By Rudairo Mapuranga
Prime Minister Yuliia Svyrydenko made the announcement with a clear agenda: Ukraine is not just inviting extraction, it wants value addition in the country. The winning bidder will not just mine; they must invest in refining, processing, and lifting local capability.
The tender, set to open in the coming months, calls for a $179 million commitment. That covers exploration, production, and enrichment, with a 50-year license and obligations for Ukrainian labour and community investment. It is the first tangible step under the US–Ukraine minerals deal signed in May, which gives US companies preferred access to Ukraine’s critical minerals while repatriating profits and reinvesting them into reconstruction and military support.
But the announcement did not clear all the clouds. Nasdaq-listed Critical Metals and its major shareholder, Australian European Lithium, claim they already hold rights to Dobra through a court-supported acquisition. Yet despite a 2023 court ruling in their favour, the government never granted the license, creating a dispute that risks spooking investors.
Ukraine is not looking sideways; it is reinforcing ties with Washington. Economy Minister Oleksii Sobolev told Bloomberg the accompanying investment fund is “progressing very nicely.” A US delegation is expected in Kyiv soon to finalise who gets the early stages of funding and which projects qualify.
For a country rich in minerals, holding a third of Europe’s lithium, vast supplies of graphite, titanium, and rare earths, the implications are big.
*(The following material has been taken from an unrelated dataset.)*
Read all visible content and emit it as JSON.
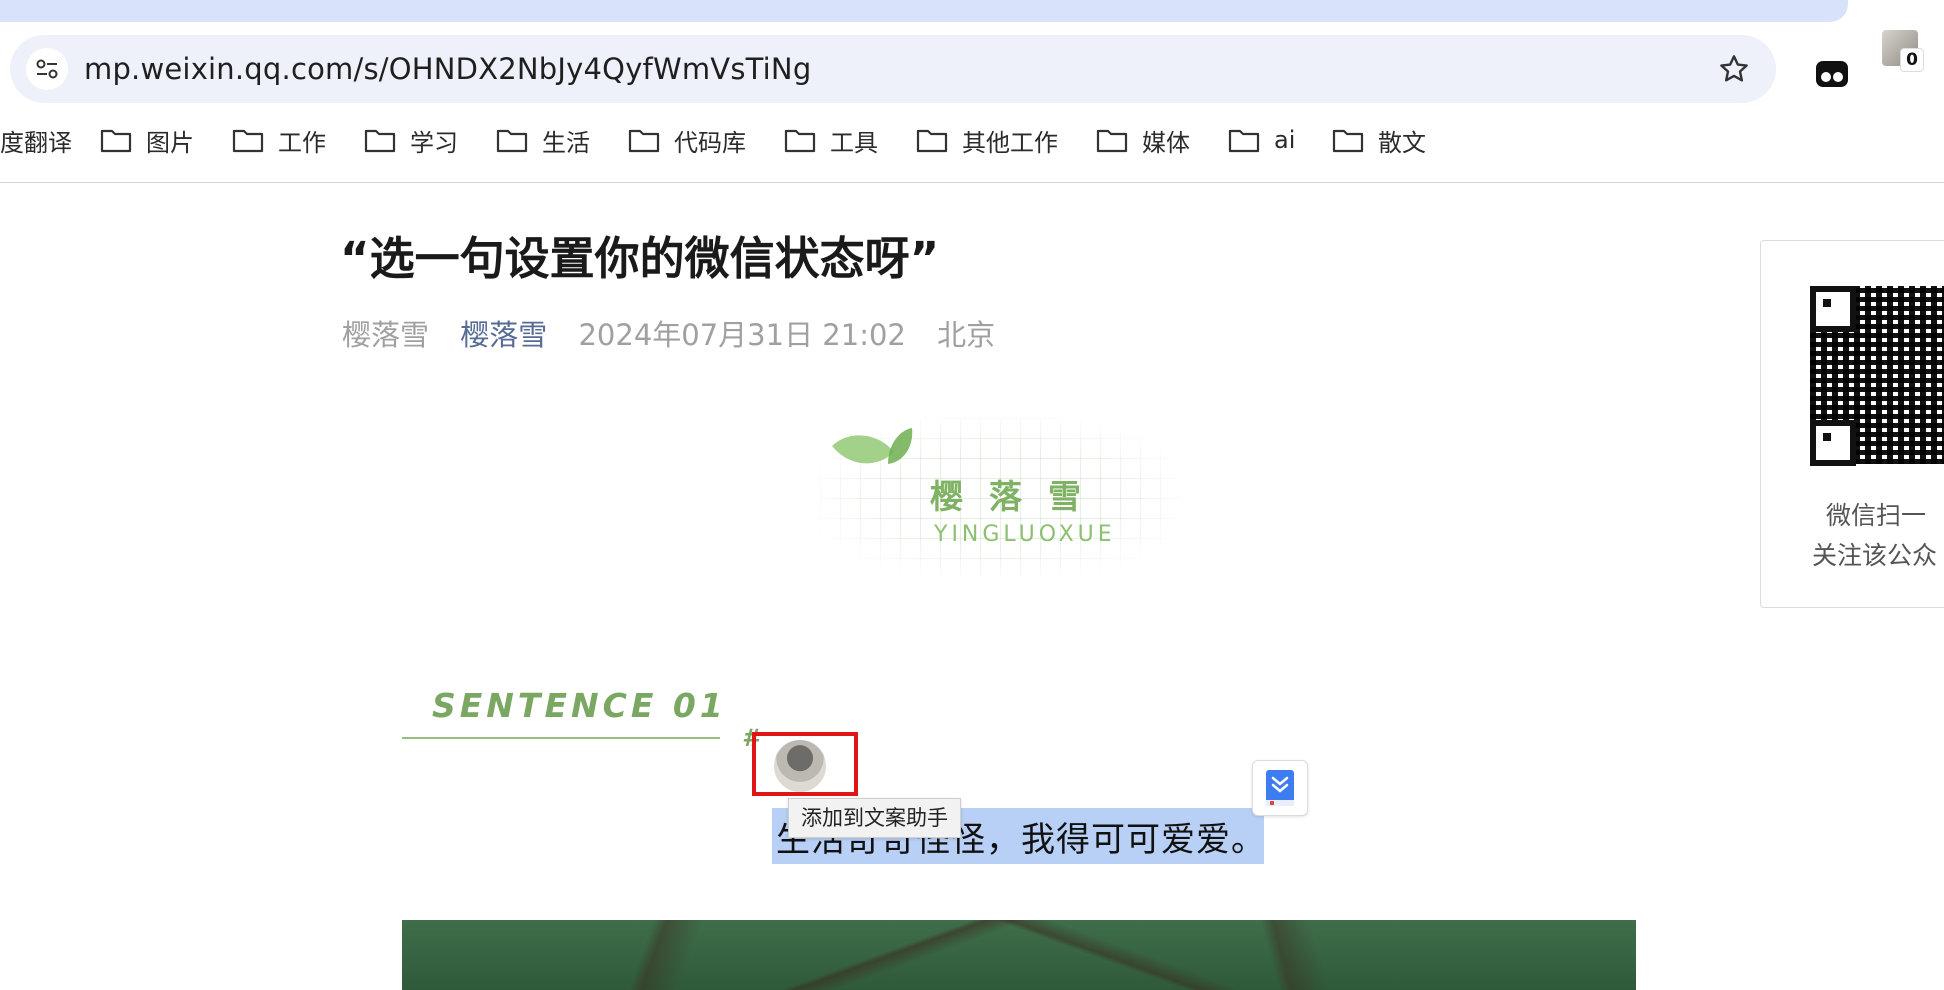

The minerals agreement can serve as an economic lifeline and geopolitical lever. But it is a double-edged sword.
On one hand, the deal creates a mechanism to channel Western capital, diversify supply chains away from China, and fund military and reconstruction needs. It represents a strategic investment in Ukraine’s sovereignty and economic rebuilding.
On the other hand, ceding preferential access to US companies raises red flags about long-term control over Ukraine’s national assets. Some critics argue the deal skirts legal safeguards around resource sovereignty and lacks binding security guarantees, vital for operating in a conflict zone.
This deal is a bet on Ukraine’s resilience, but with reservations. If properly structured, the lithium tender is a bold step toward industrialising extraction and turning mines into job-generating assets. But the looming legal conflict over Dobra shows how fragile investor trust remains.
For Kyiv, it is about reconciling urgent reconstruction needs with careful stewardship of national wealth. The United States brings deep pockets and global market access, useful ammunition in war and rebuilding. But Ukraine must ensure this is not a short-term band-aid that opens the door for future exploitation.
Ultimately, this US–Ukraine minerals framework can be a foundation to build on if it is made fair, transparent, and genuinely Ukrainian-led.